Panoramica dei mercati: ottimismo globale e ritracciamento del dollaro
I progressi nei negoziati tra Stati Uniti e Iran e il cessate il fuoco tra Israele e Libano hanno alimentato l’ottimismo degli investitori, spingendo l’S&P 500 e il Nasdaq su nuovi massimi storici, accompagnati da rally pluri-settimanali. Il petrolio WTI con scadenza giugno ha perso il 7,6% nell’ultima settimana, dopo il calo dell’8,6% della precedente, scendendo brevemente sotto i 79 dollari al barile dal picco del 9 marzo vicino a 104,35 dollari.
Anche le aspettative sui tassi d’interesse si sono modificate. In Europa, i rendimenti biennali sono calati di 20-25 punti base, mentre quello statunitense è sceso più modestamente di 7-8 bp. In Giappone, nonostante il rendimento biennale sia calato di appena tre punti base, il mercato degli swap ha ridotto drasticamente le probabilità di un rialzo da parte della Bank of Japan a fine mese, scendendo sotto il 20% dal 55% della settimana precedente.
Gli sviluppi geopolitici dominano sull’agenda macro
Gli eventi in Medio Oriente potrebbero risultare più determinanti rispetto ai dati economici ad alta frequenza. Il rischio principale è che il mercato si sia mosso troppo in anticipo. La stagione degli utili USA entrerà nel vivo con i risultati di tecnologia e compagnie aeree.
Il dollaro ha ceduto terreno contro tutte le valute del G10, pur recuperando dai minimi nelle ultime ore di contrattazione. Come il rally di 13 sedute del Nasdaq appare eccessivo, anche il Dollar Index è sceso in 9 delle ultime 10 sessioni. La correlazione inversa a 30 giorni tra Dollar Index e Nasdaq supera il -0,60, il valore più estremo dalla fine del 2023.
Stati Uniti: il Dollar Index perde per la terza settimana consecutiva
Driver e contesto
La prospettiva della fine del conflitto mediorientale ha rafforzato la propensione al rischio, penalizzando il biglietto verde. Il mercato dei Fed funds futures sconta ora una probabilità di quasi il 65% di un taglio entro fine anno, il livello più alto da un mese.
Dati attesi e scenario politico
Le vendite al dettaglio di marzo dovrebbero essere sostenute dalle vendite auto e dal rialzo dei prezzi della benzina.
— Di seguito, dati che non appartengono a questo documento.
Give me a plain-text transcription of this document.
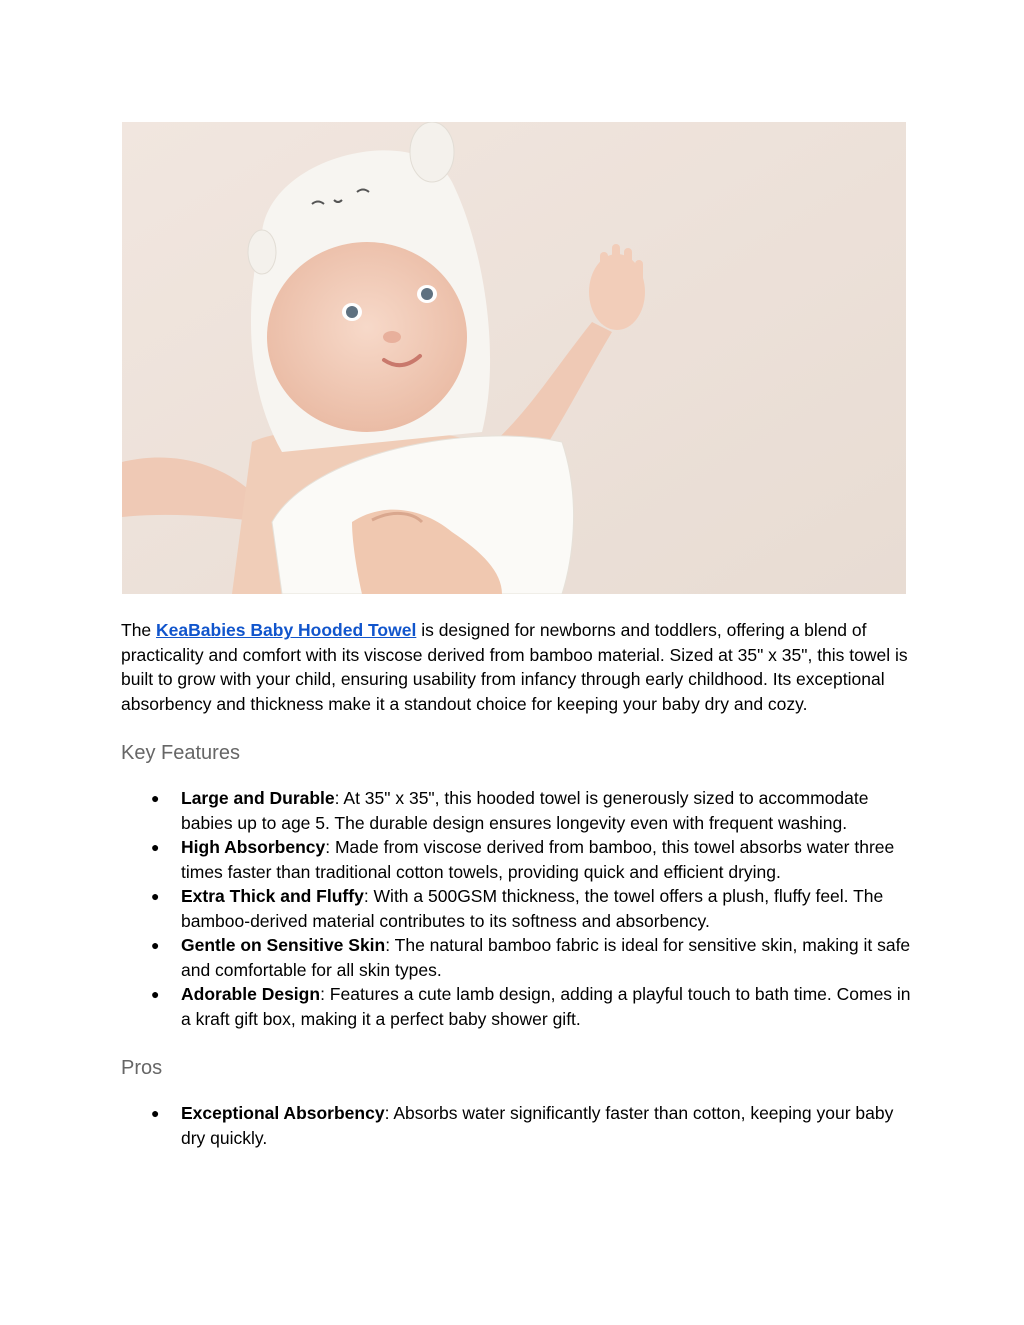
The KeaBabies Baby Hooded Towel is designed for newborns and toddlers, offering a blend of practicality and comfort with its viscose derived from bamboo material. Sized at 35" x 35", this towel is built to grow with your child, ensuring usability from infancy through early childhood. Its exceptional absorbency and thickness make it a standout choice for keeping your baby dry and cozy.

Key Features
● Large and Durable: At 35" x 35", this hooded towel is generously sized to accommodate babies up to age 5. The durable design ensures longevity even with frequent washing.
● High Absorbency: Made from viscose derived from bamboo, this towel absorbs water three times faster than traditional cotton towels, providing quick and efficient drying.
● Extra Thick and Fluffy: With a 500GSM thickness, the towel offers a plush, fluffy feel. The bamboo-derived material contributes to its softness and absorbency.
● Gentle on Sensitive Skin: The natural bamboo fabric is ideal for sensitive skin, making it safe and comfortable for all skin types.
● Adorable Design: Features a cute lamb design, adding a playful touch to bath time. Comes in a kraft gift box, making it a perfect baby shower gift.
Pros
● Exceptional Absorbency: Absorbs water significantly faster than cotton, keeping your baby dry quickly.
Al netto di auto e carburanti, potrebbero aumentare dello 0,1-0,2%. Tra i dati survey figurano il Philadelphia Fed non-manufacturing, le indagini della KC Fed e il PMI preliminare di aprile.
Il PIL del Q4 2025, inizialmente riportato all’1,4% annualizzato, è stato rivisto prima alla metà e poi allo 0,5%. Il nowcast dell’Atlanta Fed indica +1,3% per il Q1 2026. È attesa anche l’udienza di conferma di Kevin Warsh, sebbene possa essere rinviata. Il mandato di Powell come presidente scade il 15 maggio, ma quello come governatore prosegue fino al 2028: ipotizziamo che continuerà a servire per difendere l’indipendenza della Federal Reserve.
Livelli tecnici
Il Dollar Index è sceso per otto sedute consecutive, eguagliando la peggior serie in 15 anni. Ha rotto 97,65 raggiungendo il livello minimo dall’inizio del conflitto, in corrispondenza del ritracciamento del 50% del rally partito dai minimi di gennaio attorno a 95,55. Un movimento oltre 98,40-50 suggerirebbe la formazione di un minimo di breve termine.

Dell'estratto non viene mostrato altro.